Vice President of the Supreme People's Court
- In office December 2002 – April 2020

Personal details
- Born: September 1956 (age 69–70) Zhijiang, Hubei, China
- Party: Chinese Communist Party
- Alma mater: Peking University

= Jiang Bixin =

Jiang Bixin (江必新; born September 1956) is a Chinese jurist and former judge who served as Vice President of the Supreme People's Court. He previously held the position of Vice Chair of the Constitution and Law Committee of the 13th National People's Congress. A specialist in constitutional and administrative law, Jiang spent his career in the national judicial system, provincial courts, and legal research institutions.

== Biography ==
Jiang Bixin was born in Zhijiang, Hubei Province, in September 1956. He joined the Chinese Communist Party in August 1975 and later received his legal education at Southwest University of Political Science and Law, where he completed undergraduate studies in law in 1982 and a master's degree in Chinese legal history in 1985. Jiang began his professional career that same year as an assistant judge in the Research Office of the Supreme People's Court.

From 1988 to 1993, he worked in the Administrative Adjudication Tribunal of the Supreme People's Court, during which he undertook training at the Administrative Tribunal of the Xuanwu District People's Court in Beijing and later served in a temporary post at the Administrative Tribunal of the Beijing High People's Court. He was promoted to judge of the tribunal in 1993.

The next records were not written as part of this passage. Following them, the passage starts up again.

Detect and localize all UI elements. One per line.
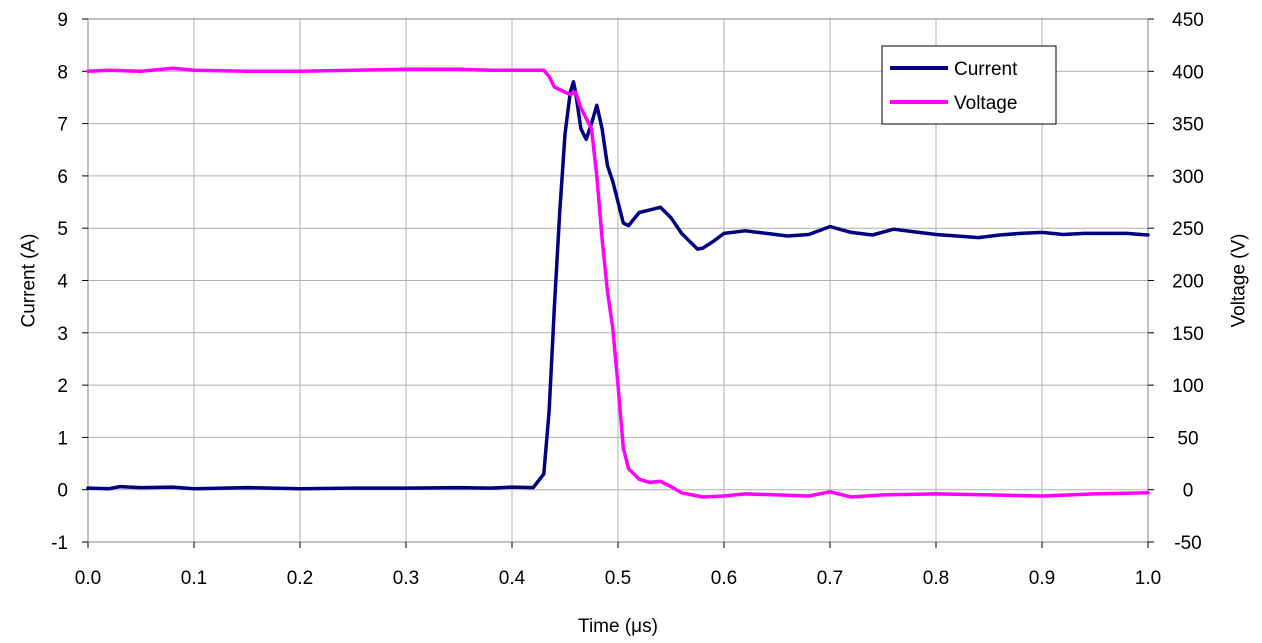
left-y-tick-label: 9 <box>57 10 68 31</box>
x-tick-label: 0.7 <box>817 568 843 589</box>
series-line-voltage <box>86 66 1150 499</box>
left-y-tick-label: 7 <box>57 115 68 136</box>
left-y-tick-label: 0 <box>57 481 68 502</box>
x-tick-label: 0.9 <box>1029 568 1055 589</box>
x-axis-title: Time (μs) <box>578 616 658 637</box>
left-y-tick-label: 5 <box>57 219 68 240</box>
left-y-tick-label: 2 <box>57 376 68 397</box>
right-y-tick-label: 450 <box>1172 10 1204 31</box>
left-y-axis-ticks: -1 0 1 2 3 4 5 6 7 8 9 <box>51 10 88 554</box>
left-y-tick-label: 8 <box>57 62 68 83</box>
legend-label-current: Current <box>954 59 1018 80</box>
right-y-tick-label: 400 <box>1172 62 1204 83</box>
left-y-tick-label: 1 <box>57 428 68 449</box>
right-y-tick-label: 350 <box>1172 115 1204 136</box>
right-y-tick-label: 300 <box>1172 167 1204 188</box>
right-y-tick-label: 250 <box>1172 219 1204 240</box>
left-y-tick-label: -1 <box>51 533 68 554</box>
x-tick-label: 1.0 <box>1135 568 1161 589</box>
x-tick-label: 0.0 <box>75 568 101 589</box>
right-y-tick-label: 100 <box>1172 376 1204 397</box>
x-tick-label: 0.6 <box>711 568 737 589</box>
x-tick-label: 0.3 <box>393 568 419 589</box>
series-layer <box>86 66 1150 499</box>
right-y-tick-label: -50 <box>1174 533 1201 554</box>
legend: Current Voltage <box>881 45 1057 125</box>
x-tick-label: 0.8 <box>923 568 949 589</box>
legend-box <box>881 45 1057 125</box>
right-y-tick-label: 50 <box>1177 428 1198 449</box>
right-y-tick-label: 0 <box>1183 481 1194 502</box>
x-axis-ticks: 0.0 0.1 0.2 0.3 0.4 0.5 0.6 0.7 0.8 0.9 1.0 <box>75 542 1161 589</box>
left-y-tick-label: 6 <box>57 167 68 188</box>
right-y-tick-label: 200 <box>1172 272 1204 293</box>
left-y-tick-label: 3 <box>57 324 68 345</box>
x-tick-label: 0.4 <box>499 568 526 589</box>
x-tick-label: 0.5 <box>605 568 631 589</box>
x-tick-label: 0.1 <box>181 568 207 589</box>
right-y-axis-title: Voltage (V) <box>1229 234 1250 328</box>
left-y-axis-title: Current (A) <box>19 234 40 328</box>
right-y-tick-label: 150 <box>1172 324 1204 345</box>
series-line-current <box>86 80 1150 491</box>
left-y-tick-label: 4 <box>57 272 68 293</box>
x-tick-label: 0.2 <box>287 568 313 589</box>
right-y-axis-ticks: -50 0 50 100 150 200 250 300 350 400 450 <box>1148 10 1204 554</box>
legend-label-voltage: Voltage <box>954 93 1017 114</box>
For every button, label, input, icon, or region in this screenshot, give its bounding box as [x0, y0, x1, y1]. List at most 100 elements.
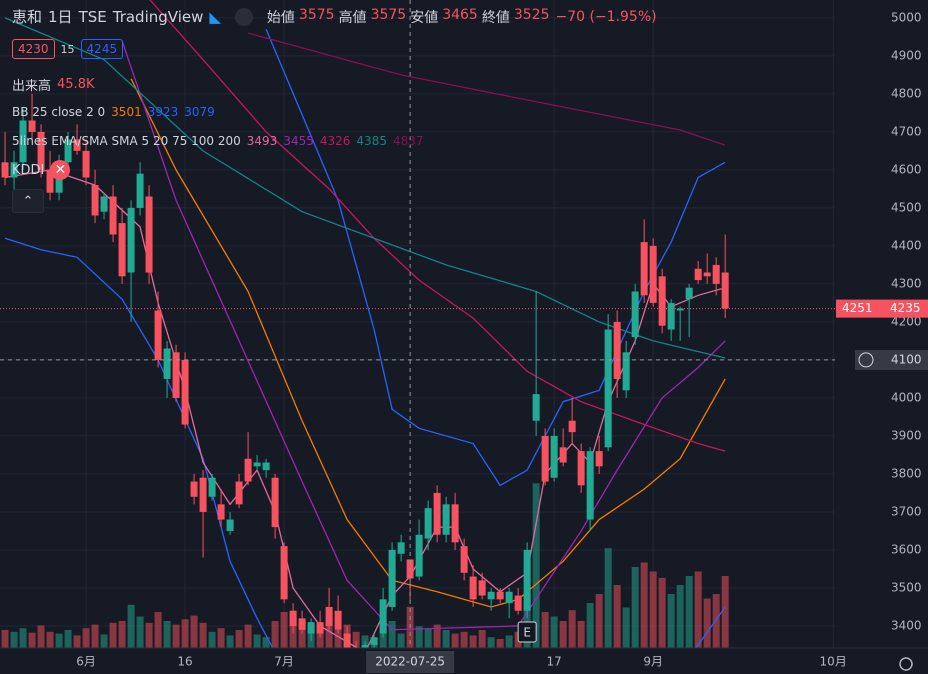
volume-bar: [199, 622, 207, 648]
candle-body: [235, 481, 243, 505]
interval: 1日: [48, 8, 73, 26]
volume-bar: [559, 621, 567, 648]
candle-body: [559, 447, 567, 463]
hide-button[interactable]: [234, 7, 253, 26]
y-tick-label: 3900: [891, 428, 922, 442]
indicator-value: 4326: [319, 134, 351, 148]
volume-bar: [235, 630, 243, 648]
crosshair-y-label: 4100: [891, 352, 922, 366]
volume-bar: [154, 612, 162, 648]
volume-bar: [1, 630, 9, 648]
remove-button[interactable]: ✕: [50, 160, 71, 180]
candle-body: [712, 264, 720, 284]
y-tick-label: 3700: [891, 504, 922, 518]
x-tick-label: 17: [547, 655, 562, 669]
volume-bar: [181, 619, 189, 648]
candle-body: [298, 618, 306, 630]
candle-body: [280, 546, 288, 600]
x-tick-label: 7月: [274, 655, 294, 669]
volume-bar: [595, 594, 603, 648]
candle-body: [541, 435, 549, 482]
candle-body: [64, 139, 72, 163]
settings-icon[interactable]: [899, 657, 913, 671]
candle-body: [469, 576, 477, 600]
volume-bar: [487, 637, 495, 648]
y-tick-label: 4800: [891, 86, 922, 100]
candle-body: [163, 348, 171, 379]
collapse-button[interactable]: ⌃: [12, 189, 44, 213]
exchange: TSE: [78, 7, 107, 26]
candle-body: [496, 591, 504, 600]
candle-body: [595, 451, 603, 467]
candle-body: [73, 139, 81, 151]
candle-body: [100, 196, 108, 212]
indicator-value: 4837: [392, 134, 424, 148]
candle-body: [622, 352, 630, 391]
candle-body: [667, 302, 675, 330]
sell-button[interactable]: 4230: [12, 39, 55, 59]
candle-body: [136, 173, 144, 208]
volume-bar: [496, 639, 504, 648]
candle-body: [388, 549, 396, 607]
ohlc-label: 終値: [481, 9, 510, 26]
last-price-box: [836, 299, 928, 318]
candle-body: [307, 622, 315, 634]
ohlc-value: 3465: [442, 6, 478, 23]
candle-body: [19, 120, 27, 163]
candle-body: [316, 622, 324, 634]
candle-body: [190, 481, 198, 497]
volume-bar: [712, 594, 720, 648]
volume-bar: [262, 637, 270, 648]
volume-bar: [19, 628, 27, 648]
candle-body: [154, 310, 162, 360]
candle-body: [586, 451, 594, 520]
indicator-line: [149, 0, 726, 452]
volume-bar: [73, 635, 81, 648]
time-axis: [0, 648, 928, 674]
indicator-value: 3455: [283, 134, 314, 148]
candle-body: [109, 196, 117, 235]
candle-body: [442, 504, 450, 535]
last-price-label: 4251: [842, 301, 873, 315]
y-tick-label: 4700: [891, 124, 922, 138]
volume-bar: [55, 633, 63, 648]
candle-body: [685, 287, 693, 300]
candle-body: [523, 549, 531, 611]
candle-body: [703, 272, 711, 277]
candle-body: [604, 329, 612, 448]
event-label: E: [523, 626, 531, 640]
volume-bar: [685, 576, 693, 648]
candle-body: [244, 458, 252, 482]
y-tick-label: 4000: [891, 390, 922, 404]
volume-bar: [604, 548, 612, 648]
indicator-line: [121, 40, 726, 631]
candle-body: [568, 420, 576, 433]
buy-button[interactable]: 4245: [80, 39, 124, 59]
volume-bar: [28, 632, 36, 648]
volume-bar: [703, 598, 711, 648]
x-tick-label: 16: [177, 655, 192, 669]
volume-bar: [10, 631, 18, 648]
candle-body: [199, 477, 207, 512]
change: −70 (−1.95%): [555, 8, 657, 25]
ohlc-label: 高値: [338, 9, 367, 26]
volume-bar: [37, 625, 45, 648]
volume-bar: [136, 616, 144, 648]
flag-icon: ◣: [209, 7, 221, 26]
ohlc-value: 3575: [298, 6, 335, 23]
indicator-value: 3923: [147, 105, 179, 119]
y-tick-label: 4900: [891, 48, 922, 62]
candle-body: [28, 120, 36, 132]
spread: 15: [60, 42, 75, 56]
candle-body: [577, 451, 585, 486]
last-price-label: 4235: [890, 301, 921, 315]
volume-bar: [694, 571, 702, 648]
volume-bar: [163, 621, 171, 648]
volume-bar: [568, 610, 576, 648]
indicator-value: 3493: [246, 134, 278, 148]
indicator-value: 3501: [111, 105, 142, 119]
candle-body: [478, 580, 486, 596]
candle-body: [37, 131, 45, 170]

Jiang became Deputy Chief Judge of the Administrative Adjudication Tribunal in 1995 and subsequently served as Director of both the tribunal and the Office of the State Compensation Committee. In 2002, he was appointed Deputy Judge of the Supreme People's Court and continued to oversee administrative adjudication. Between 2001 and 2003, he concurrently studied constitutional and administrative law at Peking University, earning a Doctor of Law degree.

From 2004 to 2007, Jiang served as President of the Hunan High People's Court and Secretary of its Party Leadership Group. He returned to the Supreme People's Court in December 2007, resuming his role as Deputy Judge and serving as a member of the Court's Party Leadership Group. In December 2016, Jiang was appointed Secretary of the Party Leadership Group and Chief Judge of the Third Circuit Court of the Supreme People's Court. He remained in these positions until April 2020. From 2018 to 2023, he served as Vice Chair of the Constitution and Law Committee of the 13th National People's Congress.

Jiang has been a member and Standing Committee member of the 18th Central Commission for Discipline Inspection, a delegate to the 19th National Congress of the Chinese Communist Party, and a deputy to the 13th National People's Congress.